El catastro notifica las irregularidades detectadas en 39 municipios de Salamanca

De alberca a piscina

Varios municipioos concluyen en marzo el Procedimiento de Regularización Catastral y las edificaciones que se rastrean son inmuebles urbanos y rústicos con nuevas construcciones, así como las modificaciones de sus características en el caso de que no hayan sido declaradas.

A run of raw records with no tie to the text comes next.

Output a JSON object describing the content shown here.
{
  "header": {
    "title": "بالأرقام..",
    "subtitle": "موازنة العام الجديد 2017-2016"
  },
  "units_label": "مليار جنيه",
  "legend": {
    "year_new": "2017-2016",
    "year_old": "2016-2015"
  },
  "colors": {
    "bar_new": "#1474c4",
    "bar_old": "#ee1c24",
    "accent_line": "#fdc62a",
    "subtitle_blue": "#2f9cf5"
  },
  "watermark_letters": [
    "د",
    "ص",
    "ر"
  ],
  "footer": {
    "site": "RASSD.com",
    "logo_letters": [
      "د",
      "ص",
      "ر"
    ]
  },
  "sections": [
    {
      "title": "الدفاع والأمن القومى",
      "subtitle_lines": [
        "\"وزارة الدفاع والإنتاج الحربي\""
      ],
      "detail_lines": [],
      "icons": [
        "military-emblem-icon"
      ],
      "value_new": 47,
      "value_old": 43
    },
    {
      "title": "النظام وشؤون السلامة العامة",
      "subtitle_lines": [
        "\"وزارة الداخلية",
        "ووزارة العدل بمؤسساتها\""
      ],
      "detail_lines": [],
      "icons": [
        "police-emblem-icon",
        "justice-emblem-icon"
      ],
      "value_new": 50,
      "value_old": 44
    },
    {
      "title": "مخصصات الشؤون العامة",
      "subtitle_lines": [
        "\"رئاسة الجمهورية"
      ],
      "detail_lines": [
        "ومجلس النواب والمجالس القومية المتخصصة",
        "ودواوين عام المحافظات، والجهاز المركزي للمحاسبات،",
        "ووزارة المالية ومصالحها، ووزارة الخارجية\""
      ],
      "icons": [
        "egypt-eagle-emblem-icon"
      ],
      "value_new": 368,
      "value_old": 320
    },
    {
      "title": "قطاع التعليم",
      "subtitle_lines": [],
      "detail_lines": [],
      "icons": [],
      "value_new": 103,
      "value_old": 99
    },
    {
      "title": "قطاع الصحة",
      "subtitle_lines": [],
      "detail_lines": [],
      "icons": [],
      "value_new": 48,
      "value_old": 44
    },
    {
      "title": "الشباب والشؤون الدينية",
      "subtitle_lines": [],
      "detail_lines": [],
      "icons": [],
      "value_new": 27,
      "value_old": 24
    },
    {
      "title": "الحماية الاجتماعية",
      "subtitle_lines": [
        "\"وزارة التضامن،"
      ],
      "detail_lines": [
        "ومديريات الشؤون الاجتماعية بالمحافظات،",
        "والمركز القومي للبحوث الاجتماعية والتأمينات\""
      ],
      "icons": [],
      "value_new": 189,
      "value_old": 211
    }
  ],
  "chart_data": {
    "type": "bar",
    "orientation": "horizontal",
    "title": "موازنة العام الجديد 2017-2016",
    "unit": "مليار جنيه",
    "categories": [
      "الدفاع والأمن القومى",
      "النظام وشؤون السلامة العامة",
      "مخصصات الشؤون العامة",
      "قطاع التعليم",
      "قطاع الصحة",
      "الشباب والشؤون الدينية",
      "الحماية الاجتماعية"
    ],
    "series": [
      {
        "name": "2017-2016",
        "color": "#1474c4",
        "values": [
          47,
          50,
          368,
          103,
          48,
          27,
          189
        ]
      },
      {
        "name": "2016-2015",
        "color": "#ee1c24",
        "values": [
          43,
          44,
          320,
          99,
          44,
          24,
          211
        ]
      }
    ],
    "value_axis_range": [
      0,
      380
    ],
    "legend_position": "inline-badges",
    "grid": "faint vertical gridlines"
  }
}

Los propietarios de los inmuebles censados en estos términos municipales ya han comenzado a recibir las notificaciones pertinentes procedentes de la Dirección del Catastro por la detección de obras y otras alteraciones no declaradas en sus inmuebles.

 

El motivo de dicha regularización se debe a la aplicación de la Disposición Adicional tercera del Texto refundido de la Ley del Catastro Inmobiliario, (Real Decreto Legislativo 1/2004, de 5 de marzo) introducida por el apartado tres del artículo 16 de la Ley 16/2012, de 27 de diciembre, por la que se adoptan diversas medidas tributarias dirigidas a la consolidación de las finanzas públicas y al impulso de la actividad económica, con efectos desde el día 1 de enero de 2013.

 

En dicha Disposición se regula incorporar al Catastro los inmuebles urbanos y rústicos con nuevas construcciones, así como las modificaciones de sus características en el caso de que no hayan sido declaradas, con el fin de lograr la concordancia de los datos de los bienes inmuebles que posee la Administración con la realidad.

 

A fecha de hoy en Salamanca se han revisado 89 municipios de los 184 dispuestos desde 2013. Es ahora cuando toca comunicar a través de una notificación enviada al domicilio del contribuyente las alteraciones detectadas y el nuevo valor catastral que propone la Administración.

 

Este Procedimiento que se está llevando a cabo se establece por zonas y plazos; delimitando su actuación a determinadas localidades que deben estar regularizadas en una fecha concreta.

 

Por este motivo los inmuebles ubicados en 56 municipios más, tales como Almendra, Boada, Cabrerizos, Beleña o Santi-Spíritus empezarán a recibir notificaciones de las irregularidades halladas por el Catastro a partir de julio y noviembre de 2016.

 

Las edificaciones que el Ministerio de Hacienda está rastreando con el fin que pretende esta regularización que entró en vigor en 2013 y finalizará en 2016, son, entre otras, la pequeña alberca del chalet que ha transformado en piscina, la zona del patio que se cubre para agrandar el salón, e incluso la nave del campo, calificada como construcción para los aperos de labranza, y que se ha reformado de forma provechosa para convertirse en segunda vivienda.

 

Este plan tiene como objetivo sacar a la luz las variaciones inmobiliarias que se han llevado a cabo en los últimos años y que no han sido declaradas, hecho que ha provocado que los ciudadanos tributen menos en concepto de IBI.

 

Esta medida que conlleva también a combatir el fraude fiscal, de paso, aumentará la recaudación en las arcas públicas, ya que este exceso en el pago del IBI por parte de los ciudadanos irá a parar directamente a los ingresos que perciben los Ayuntamientos.

 

Según Clementina Caballero, directora de gestión de Impuestalia, empresa dedicada en exclusiva a la Optimización Impositiva de IBI´s y otros tributos asociados a la tenencia y transmisión de bienes inmuebles, se prevé que al menos en el 7% de los inmuebles a los que el Catastro notifique un aumento de IBI por la nueva regularización, podrán existir  errores. “El contribuyente no debería conformarse con la resolución que reciba, pero la mayoría de las veces no se sabe a dónde acudir para comprobar estos datos. Lo ideal es revisar dicha documentación para estimar si es correcta, y poder contrastar así si los datos de la nueva valoración están acorde con los factores y circunstancias reales de nuestro inmueble”, declara Clementina.

 

En términos económicos, el coste de esta regularización será una tasa de 60 euros por cada inmueble que se detecte, que se destinará a pagar los trámites administrativos que genere. Este importe se sumará al derivado del incremento por las construcciones o modificaciones no ingresadas en los años anteriores no prescritos. 

 

La reclamación por disconformidad contra este informe del Catastro es una de las vías posibles y sin embargo menos exploradas. El pago de este nuevo valor aumentado que ahora reclama el Catastro se puede prevenir si es erróneo.

 

La propuesta del Catastro no será firme hasta que no transcurra el plazo de 15 días hábiles para formular las alegaciones que los afectados consideren oportunas, presentando las pruebas que estimen pertinentes. En este plazo de tiempo, el pago de las liquidaciones complementarias quedará aplazado en previsión de un dictamen definitivo. Si finalmente la resolución es favorable, ese importe complementario será derogado o reducido.